The impact on each nonprofit organization will differ depending on various factors such as the transaction, its complexity, and the industry in which the entity operates. There is a possibility that the standard may not result in any changes in regards to the amount and timing of revenue recognition for your organization. However, it is important that you look now at your revenue streams to determine if changes are necessary.
What You Should Do to Prepare
To determine if any changes in regards to revenue recognition need to be made, it is important to be proactive and begin analyzing the overall effect of this standard on your organization.
1. Read the standard and consider attending related training courses.
2. Assign someone within your organization to become an expert and lead your staff in implementing the standard.
3. Compile a list of all revenue streams of your organization. Examples include: Memberships, sponsorships, grants, investment income, contributions, retail sales, educational services fees, tuition, fee for service.
4. Determine whether the revenue stream is within the scope of the standard. If identified as being included within the scope of the standard, apply the five-step approach outlined in the standard. For more information regarding this five-step approach, please see our Revenue Recognition Standard Guide for Not-for-Profit Organizations located at https://hawkinsashcpas.com/not-for-profit-revenue-recognition-standard/
5. If after the five-step approach it is determined that a change in revenue reporting is needed, consider the materiality of the amounts. Small amounts may not have a material impact on the financial statements and may not require an adjustment.

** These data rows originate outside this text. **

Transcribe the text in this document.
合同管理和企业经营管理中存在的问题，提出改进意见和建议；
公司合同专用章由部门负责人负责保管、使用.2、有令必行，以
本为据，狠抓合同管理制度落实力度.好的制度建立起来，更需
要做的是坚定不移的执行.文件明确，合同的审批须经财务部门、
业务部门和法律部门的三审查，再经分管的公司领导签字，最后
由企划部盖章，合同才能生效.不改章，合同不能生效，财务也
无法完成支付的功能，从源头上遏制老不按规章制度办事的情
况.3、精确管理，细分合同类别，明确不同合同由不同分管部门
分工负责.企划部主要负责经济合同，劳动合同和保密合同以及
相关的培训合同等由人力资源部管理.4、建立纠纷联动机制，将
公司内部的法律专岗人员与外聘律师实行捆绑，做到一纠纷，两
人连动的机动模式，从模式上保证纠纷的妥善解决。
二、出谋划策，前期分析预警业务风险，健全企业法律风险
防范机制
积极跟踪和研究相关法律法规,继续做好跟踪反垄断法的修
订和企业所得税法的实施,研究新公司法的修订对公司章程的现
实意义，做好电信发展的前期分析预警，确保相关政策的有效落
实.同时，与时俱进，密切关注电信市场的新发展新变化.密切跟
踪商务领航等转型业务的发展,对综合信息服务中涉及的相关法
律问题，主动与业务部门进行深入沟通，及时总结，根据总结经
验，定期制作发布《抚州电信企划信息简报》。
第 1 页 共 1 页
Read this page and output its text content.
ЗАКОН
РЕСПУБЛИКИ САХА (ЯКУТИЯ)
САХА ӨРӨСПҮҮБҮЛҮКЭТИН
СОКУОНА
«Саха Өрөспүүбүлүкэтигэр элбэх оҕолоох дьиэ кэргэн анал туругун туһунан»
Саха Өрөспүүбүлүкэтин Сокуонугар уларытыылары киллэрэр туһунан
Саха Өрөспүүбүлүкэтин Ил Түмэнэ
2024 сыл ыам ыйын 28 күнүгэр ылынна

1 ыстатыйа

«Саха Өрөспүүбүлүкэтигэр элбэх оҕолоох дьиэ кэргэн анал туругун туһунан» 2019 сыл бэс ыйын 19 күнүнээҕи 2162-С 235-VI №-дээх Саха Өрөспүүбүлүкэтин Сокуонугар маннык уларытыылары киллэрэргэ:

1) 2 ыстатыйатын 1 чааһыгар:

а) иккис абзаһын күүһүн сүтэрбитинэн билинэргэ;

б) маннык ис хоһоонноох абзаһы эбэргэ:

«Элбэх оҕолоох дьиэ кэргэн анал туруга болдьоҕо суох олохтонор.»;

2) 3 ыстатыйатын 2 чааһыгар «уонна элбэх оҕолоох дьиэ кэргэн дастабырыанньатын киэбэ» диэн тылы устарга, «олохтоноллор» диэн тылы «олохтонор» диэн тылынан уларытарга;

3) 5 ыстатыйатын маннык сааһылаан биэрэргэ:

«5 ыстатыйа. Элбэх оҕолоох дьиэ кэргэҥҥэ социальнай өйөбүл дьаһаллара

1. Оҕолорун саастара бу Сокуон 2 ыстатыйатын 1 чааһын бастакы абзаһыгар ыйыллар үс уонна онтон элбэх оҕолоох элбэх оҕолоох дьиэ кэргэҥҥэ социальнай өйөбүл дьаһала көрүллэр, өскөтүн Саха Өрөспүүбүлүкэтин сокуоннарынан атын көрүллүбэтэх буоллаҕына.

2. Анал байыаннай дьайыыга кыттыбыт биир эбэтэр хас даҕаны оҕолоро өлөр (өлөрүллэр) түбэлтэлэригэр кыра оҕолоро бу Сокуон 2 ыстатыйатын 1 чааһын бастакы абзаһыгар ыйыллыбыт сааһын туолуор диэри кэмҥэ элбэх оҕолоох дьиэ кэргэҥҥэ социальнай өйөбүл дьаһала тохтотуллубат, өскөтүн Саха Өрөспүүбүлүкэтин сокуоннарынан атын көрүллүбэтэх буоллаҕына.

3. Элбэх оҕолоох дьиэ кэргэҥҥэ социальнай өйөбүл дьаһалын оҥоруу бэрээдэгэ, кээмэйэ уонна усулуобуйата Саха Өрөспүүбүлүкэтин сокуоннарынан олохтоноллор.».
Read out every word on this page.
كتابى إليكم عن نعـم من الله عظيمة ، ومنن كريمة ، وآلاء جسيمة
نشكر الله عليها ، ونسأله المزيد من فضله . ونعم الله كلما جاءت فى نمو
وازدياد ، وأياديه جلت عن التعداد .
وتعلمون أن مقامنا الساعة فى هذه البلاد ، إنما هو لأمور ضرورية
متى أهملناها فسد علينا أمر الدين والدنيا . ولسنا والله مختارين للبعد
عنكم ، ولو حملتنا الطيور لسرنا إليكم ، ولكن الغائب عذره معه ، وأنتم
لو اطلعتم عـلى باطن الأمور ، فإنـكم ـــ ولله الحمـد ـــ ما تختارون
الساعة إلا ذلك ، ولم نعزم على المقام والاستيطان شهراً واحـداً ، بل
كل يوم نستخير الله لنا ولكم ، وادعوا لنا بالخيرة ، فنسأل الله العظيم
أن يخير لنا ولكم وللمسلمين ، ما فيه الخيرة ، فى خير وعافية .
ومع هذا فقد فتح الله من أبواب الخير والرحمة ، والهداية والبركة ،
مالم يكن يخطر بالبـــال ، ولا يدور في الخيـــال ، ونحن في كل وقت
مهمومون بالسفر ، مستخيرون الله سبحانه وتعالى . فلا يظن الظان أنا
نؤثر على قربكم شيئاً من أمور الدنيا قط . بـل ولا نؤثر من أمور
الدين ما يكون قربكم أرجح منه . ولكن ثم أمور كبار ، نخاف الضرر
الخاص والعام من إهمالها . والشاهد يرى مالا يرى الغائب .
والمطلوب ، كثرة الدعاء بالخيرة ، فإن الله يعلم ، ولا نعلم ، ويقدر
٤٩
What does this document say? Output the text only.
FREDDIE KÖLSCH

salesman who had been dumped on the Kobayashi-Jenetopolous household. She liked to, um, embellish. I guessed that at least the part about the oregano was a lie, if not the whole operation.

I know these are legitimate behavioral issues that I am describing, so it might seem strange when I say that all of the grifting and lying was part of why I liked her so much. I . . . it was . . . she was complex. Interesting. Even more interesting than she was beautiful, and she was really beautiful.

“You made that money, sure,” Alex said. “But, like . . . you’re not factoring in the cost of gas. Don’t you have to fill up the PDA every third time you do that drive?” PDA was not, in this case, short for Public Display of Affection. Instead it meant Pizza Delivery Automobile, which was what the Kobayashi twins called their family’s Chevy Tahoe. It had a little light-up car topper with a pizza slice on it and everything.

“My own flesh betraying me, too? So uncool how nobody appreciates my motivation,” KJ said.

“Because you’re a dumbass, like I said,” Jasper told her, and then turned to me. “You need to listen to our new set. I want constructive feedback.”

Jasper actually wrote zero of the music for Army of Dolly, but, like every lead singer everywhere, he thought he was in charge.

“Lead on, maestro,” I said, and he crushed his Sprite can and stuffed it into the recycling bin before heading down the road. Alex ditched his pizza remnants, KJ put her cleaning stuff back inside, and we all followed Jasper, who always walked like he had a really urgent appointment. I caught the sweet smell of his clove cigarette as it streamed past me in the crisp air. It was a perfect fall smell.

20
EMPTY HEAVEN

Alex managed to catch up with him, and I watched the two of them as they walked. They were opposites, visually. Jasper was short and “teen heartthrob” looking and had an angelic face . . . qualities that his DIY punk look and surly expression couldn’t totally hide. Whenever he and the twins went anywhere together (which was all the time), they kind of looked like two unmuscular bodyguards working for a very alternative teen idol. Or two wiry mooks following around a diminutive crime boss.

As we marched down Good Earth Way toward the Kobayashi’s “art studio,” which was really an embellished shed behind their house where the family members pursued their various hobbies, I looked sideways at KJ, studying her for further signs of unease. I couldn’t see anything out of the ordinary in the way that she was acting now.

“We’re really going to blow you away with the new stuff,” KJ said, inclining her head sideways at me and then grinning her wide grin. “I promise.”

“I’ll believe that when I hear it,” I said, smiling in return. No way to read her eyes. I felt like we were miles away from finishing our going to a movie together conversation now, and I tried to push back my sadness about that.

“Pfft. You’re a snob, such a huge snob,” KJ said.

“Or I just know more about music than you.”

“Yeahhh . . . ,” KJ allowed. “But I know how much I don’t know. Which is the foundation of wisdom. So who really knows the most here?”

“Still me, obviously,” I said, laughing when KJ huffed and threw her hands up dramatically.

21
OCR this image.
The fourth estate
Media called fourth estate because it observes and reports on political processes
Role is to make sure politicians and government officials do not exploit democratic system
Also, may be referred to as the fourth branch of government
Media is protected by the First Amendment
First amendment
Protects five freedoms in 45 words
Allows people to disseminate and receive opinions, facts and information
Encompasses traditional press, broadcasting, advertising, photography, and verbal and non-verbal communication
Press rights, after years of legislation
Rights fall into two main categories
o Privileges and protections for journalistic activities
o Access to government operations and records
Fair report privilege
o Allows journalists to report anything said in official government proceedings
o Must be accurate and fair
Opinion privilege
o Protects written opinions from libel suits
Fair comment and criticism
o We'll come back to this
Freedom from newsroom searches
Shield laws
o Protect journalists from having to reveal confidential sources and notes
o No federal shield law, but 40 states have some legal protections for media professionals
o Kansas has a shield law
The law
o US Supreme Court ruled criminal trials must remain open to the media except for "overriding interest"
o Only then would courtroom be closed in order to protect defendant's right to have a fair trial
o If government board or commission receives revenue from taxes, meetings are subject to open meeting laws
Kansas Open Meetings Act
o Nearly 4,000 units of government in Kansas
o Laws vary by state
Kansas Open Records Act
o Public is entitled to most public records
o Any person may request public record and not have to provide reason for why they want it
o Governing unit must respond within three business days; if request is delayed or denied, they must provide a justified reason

6.If it is determined that a change is needed consider the impact on the following:
- Revenue recognition processing within your accounting system
- Financial reporting processes and internal controls
- Technology updates or enhancements to current accounting and financial reporting
- Internal financial reporting
- Audited financial statements
- Forecasts and budgeting
- Debt covenants
- Terms in any written or oral contracts
7.Communicate any changes to the users of your financial statements and internal staff involved in the preparation of the financial statements, and provide any additional training needed.